Governance-Aware Hybrid Fine-Tuning for Multilingual Large Language Models
This work addresses the challenge of resource-efficient multilingual adaptation for AI applications, though it appears incremental as it builds on existing PEFT methods with hybrid and unitary constraints.
The paper tackled the problem of multilingual adaptation of large language models for low-resource settings by introducing a governance-aware hybrid fine-tuning framework, which achieved consistent gains over strong PEFT baselines on benchmarks like XNLI and FLORES while maintaining calibration and cross-language parity with modest training overhead.

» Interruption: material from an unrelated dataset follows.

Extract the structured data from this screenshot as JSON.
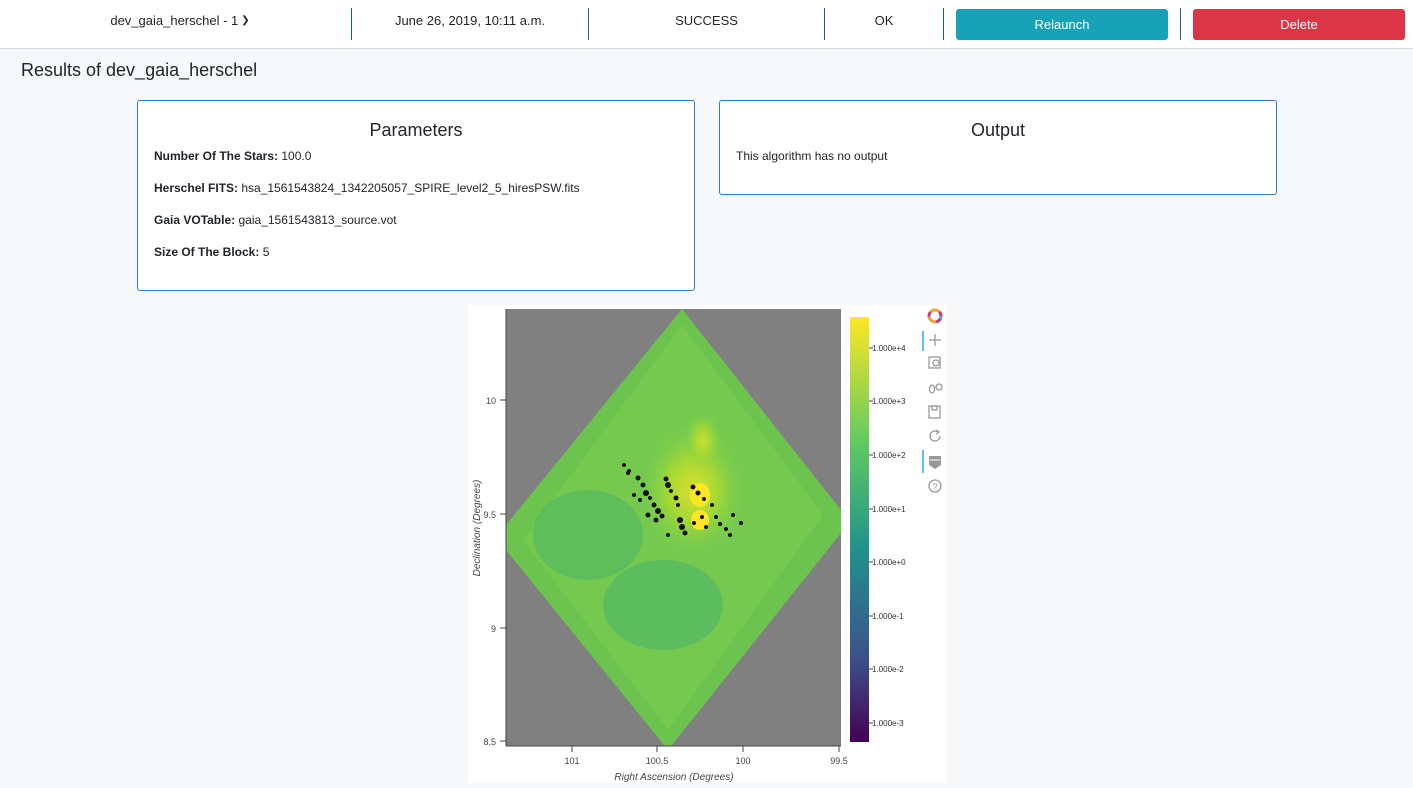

We present a governance-aware hybrid fine-tuning framework for multilingual, low-resource adaptation of large language models. The core algorithm combines gradient-aligned low-rank updates with structured orthogonal transformations through layer-wise mixing and introduces unitary constraints in selected sub-layers to stabilize deep optimization. In tandem with lightweight, label-free data governance steps, including language identification, near-duplicate removal, and quality filtering, the framework targets accuracy, calibration, and cross-language parity under tight compute budgets. Across XNLI and FLORES, the hybrid approach delivers consistent gains over strong PEFT baselines while maintaining directional balance and improving probability calibration, as shown in Tables II and III. It is more resilient to lightweight orthographic variants, as shown in Table IV, and benefits additively from simple governance steps, as shown in Table V. Training footprint measurements indicate modest overhead and a favorable cost-quality frontier, as shown in Table VI and Figure 2. Together, these results show that hybrid and unitary PEFT provide a stable and accessible path to resource-efficient multilingual adaptation when paired with practical data governance.